Two military helicopters stoically moved across the horizon like menacing lions wanting to make their presence known; the hum of their engines mixing with the buzzing of insects in the hot sunlight. A lizard slipped through some of the eye sockets in the rocks and disappeared. I listened to the roosters in the distance in the late afternoon, still informing everyone of the sun; while workmen below continued their hammering. Since so many people attend the church services, hundreds of benches have been placed outside, on both sides of the church. Large speakers relay the prayers outside; so the music flowed up to the hill where I sat.
And precisely at 6:40, the music and prayers from St. James ceased, and I bowed my head in respect. There are times when the Spirit takes control; and without warning, a torrent of tears came from within me, and I could not stop them. Like a small child in a cleansing, I fought it. This `gift’ is like a curse at times and I have little control over it. It brings out the deepest thoughts and washes them out for all to see.
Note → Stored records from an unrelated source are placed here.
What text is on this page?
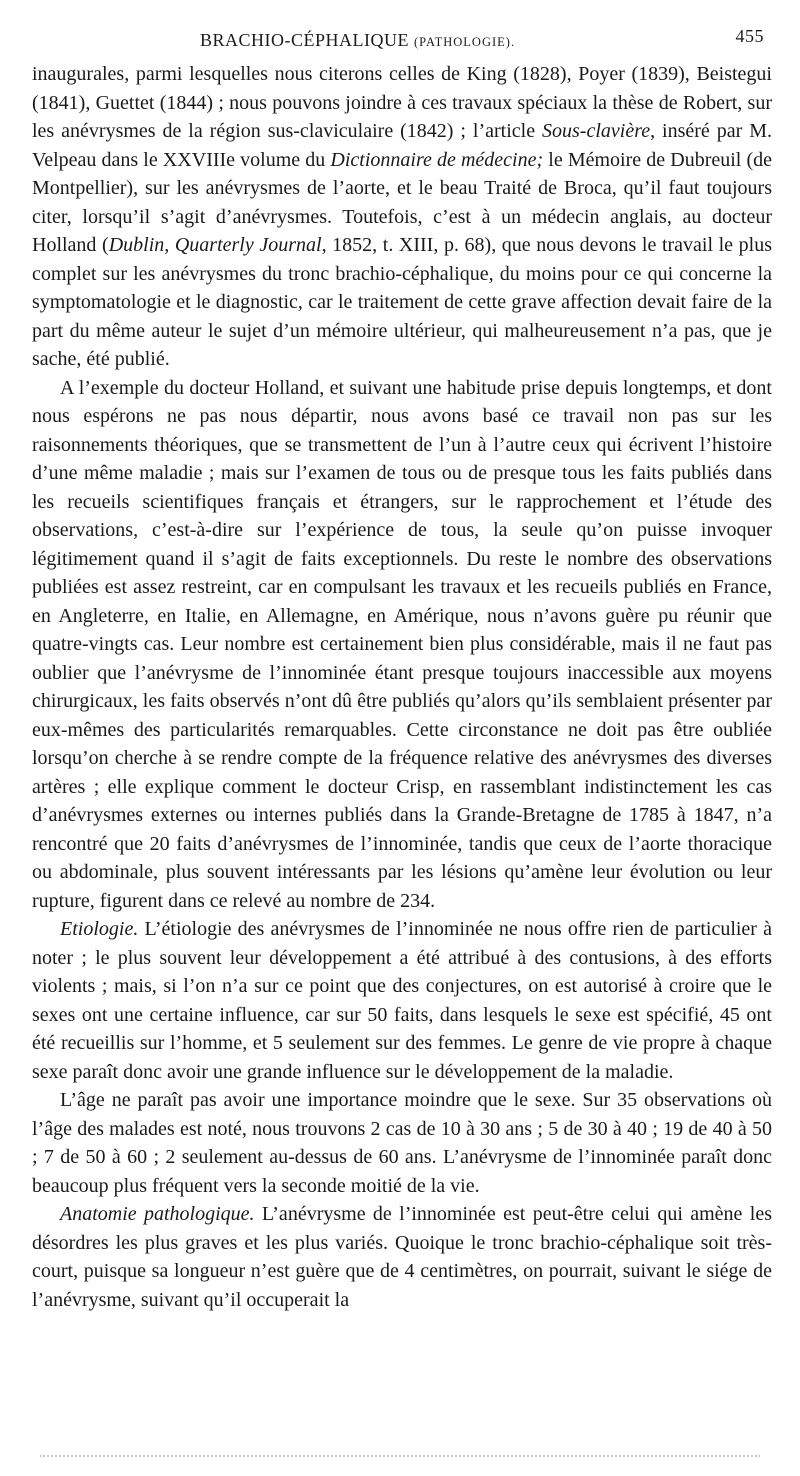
BRACHIO-CÉPHALIQUE (PATHOLOGIE).	455

inaugurales, parmi lesquelles nous citerons celles de King (1828), Poyer (1839), Beistegui (1841), Guettet (1844) ; nous pouvons joindre à ces travaux spéciaux la thèse de Robert, sur les anévrysmes de la région sus-claviculaire (1842) ; l’article Sous-clavière, inséré par M. Velpeau dans le XXVIIIe volume du Dictionnaire de médecine; le Mémoire de Dubreuil (de Montpellier), sur les anévrysmes de l’aorte, et le beau Traité de Broca, qu’il faut toujours citer, lorsqu’il s’agit d’anévrysmes. Toutefois, c’est à un médecin anglais, au docteur Holland (Dublin, Quarterly Journal, 1852, t. XIII, p. 68), que nous devons le travail le plus complet sur les anévrysmes du tronc brachio-céphalique, du moins pour ce qui concerne la symptomatologie et le diagnostic, car le traitement de cette grave affection devait faire de la part du même auteur le sujet d’un mémoire ultérieur, qui malheureusement n’a pas, que je sache, été publié.

A l’exemple du docteur Holland, et suivant une habitude prise depuis longtemps, et dont nous espérons ne pas nous départir, nous avons basé ce travail non pas sur les raisonnements théoriques, que se transmettent de l’un à l’autre ceux qui écrivent l’histoire d’une même maladie ; mais sur l’examen de tous ou de presque tous les faits publiés dans les recueils scientifiques français et étrangers, sur le rapprochement et l’étude des observations, c’est-à-dire sur l’expérience de tous, la seule qu’on puisse invoquer légitimement quand il s’agit de faits exceptionnels. Du reste le nombre des observations publiées est assez restreint, car en compulsant les travaux et les recueils publiés en France, en Angleterre, en Italie, en Allemagne, en Amérique, nous n’avons guère pu réunir que quatre-vingts cas. Leur nombre est certainement bien plus considérable, mais il ne faut pas oublier que l’anévrysme de l’innominée étant presque toujours inaccessible aux moyens chirurgicaux, les faits observés n’ont dû être publiés qu’alors qu’ils semblaient présenter par eux-mêmes des particularités remarquables. Cette circonstance ne doit pas être oubliée lorsqu’on cherche à se rendre compte de la fréquence relative des anévrysmes des diverses artères ; elle explique comment le docteur Crisp, en rassemblant indistinctement les cas d’anévrysmes externes ou internes publiés dans la Grande-Bretagne de 1785 à 1847, n’a rencontré que 20 faits d’anévrysmes de l’innominée, tandis que ceux de l’aorte thoracique ou abdominale, plus souvent intéressants par les lésions qu’amène leur évolution ou leur rupture, figurent dans ce relevé au nombre de 234.

Etiologie. L’étiologie des anévrysmes de l’innominée ne nous offre rien de particulier à noter ; le plus souvent leur développement a été attribué à des contusions, à des efforts violents ; mais, si l’on n’a sur ce point que des conjectures, on est autorisé à croire que le sexes ont une certaine influence, car sur 50 faits, dans lesquels le sexe est spécifié, 45 ont été recueillis sur l’homme, et 5 seulement sur des femmes. Le genre de vie propre à chaque sexe paraît donc avoir une grande influence sur le développement de la maladie.

L’âge ne paraît pas avoir une importance moindre que le sexe. Sur 35 observations où l’âge des malades est noté, nous trouvons 2 cas de 10 à 30 ans ; 5 de 30 à 40 ; 19 de 40 à 50 ; 7 de 50 à 60 ; 2 seulement au-dessus de 60 ans. L’anévrysme de l’innominée paraît donc beaucoup plus fréquent vers la seconde moitié de la vie.

Anatomie pathologique. L’anévrysme de l’innominée est peut-être celui qui amène les désordres les plus graves et les plus variés. Quoique le tronc brachio-céphalique soit très-court, puisque sa longueur n’est guère que de 4 centimètres, on pourrait, suivant le siége de l’anévrysme, suivant qu’il occuperait la
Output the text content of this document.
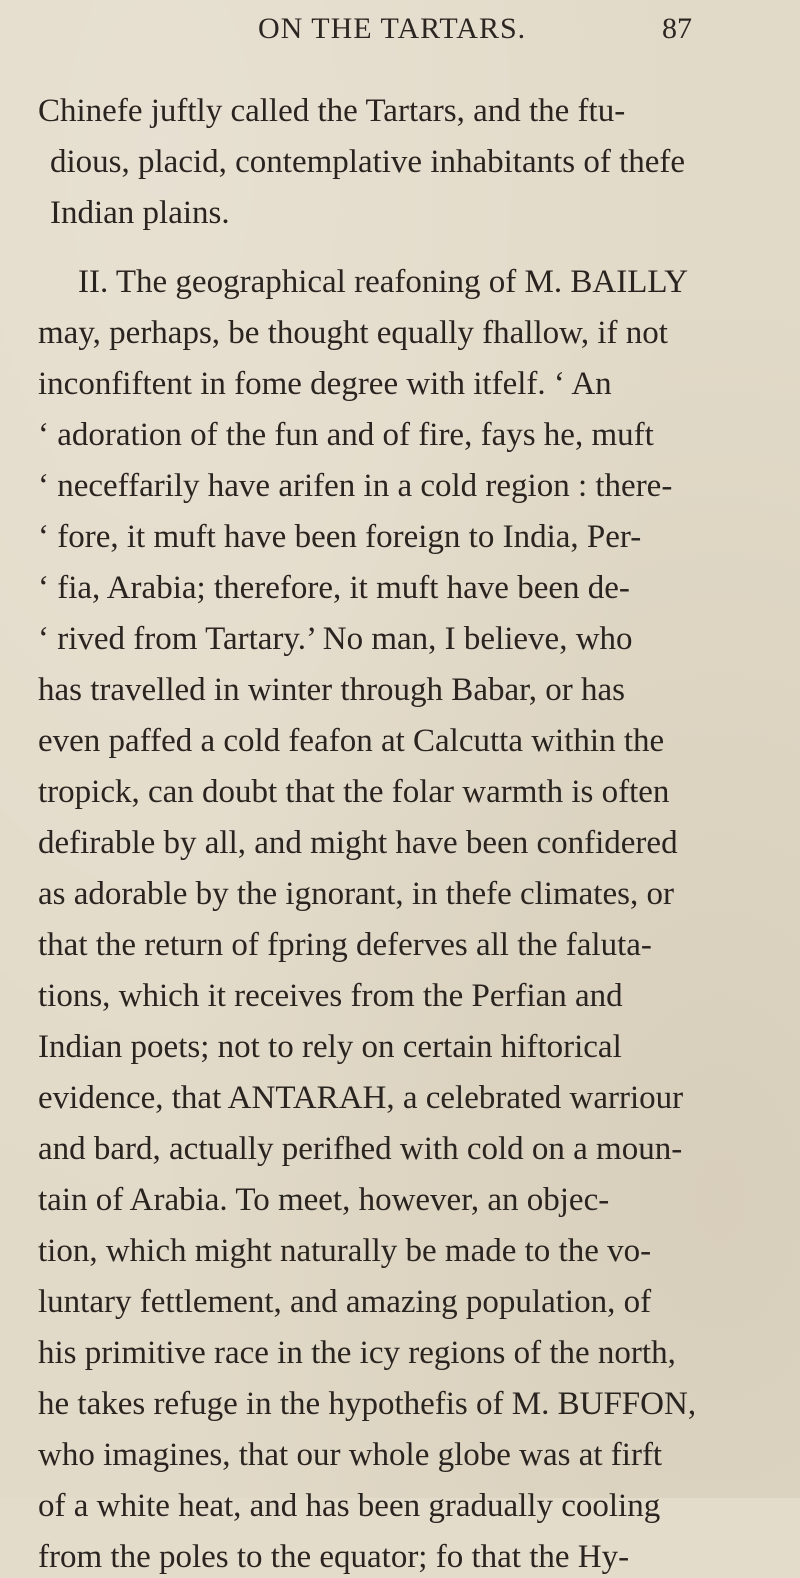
ON THE TARTARS.	87
Chinefe juftly called the Tartars, and the ftu-
dious, placid, contemplative inhabitants of thefe
Indian plains.
II. The geographical reafoning of M. BAILLY
may, perhaps, be thought equally fhallow, if not
inconfiftent in fome degree with itfelf. ‘ An
‘ adoration of the fun and of fire, fays he, muft
‘ neceffarily have arifen in a cold region : there-
‘ fore, it muft have been foreign to India, Per-
‘ fia, Arabia; therefore, it muft have been de-
‘ rived from Tartary.’ No man, I believe, who
has travelled in winter through Babar, or has
even paffed a cold feafon at Calcutta within the
tropick, can doubt that the folar warmth is often
defirable by all, and might have been confidered
as adorable by the ignorant, in thefe climates, or
that the return of fpring deferves all the faluta-
tions, which it receives from the Perfian and
Indian poets; not to rely on certain hiftorical
evidence, that ANTARAH, a celebrated warriour
and bard, actually perifhed with cold on a moun-
tain of Arabia. To meet, however, an objec-
tion, which might naturally be made to the vo-
luntary fettlement, and amazing population, of
his primitive race in the icy regions of the north,
he takes refuge in the hypothefis of M. BUFFON,
who imagines, that our whole globe was at firft
of a white heat, and has been gradually cooling
from the poles to the equator; fo that the Hy-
There are things in Life that make up your core. You may not want them but they are you. I have learned to use this `curse’ in my writing. And yet I have come to realize as much as I hate it; I would never trade it for anything in the world; for it is my core emotions. Everything sacred and beautiful within me comes from this curse. How can I write without it?
I think the human soul is untouchable by humans, except through the emotions. What emotions touch the soul, affects the individual more than any medicine or disease. Like a delicate sponge soaked with moisture, when the soul is touched, tears come forth. Whether in grief or joy, sadness or compassion, it is the only way that precious core of ours can be seen.
Marsha Luke said:
So beautiful! Thank you for this and for sharing some of your deepest and most intimate thoughts.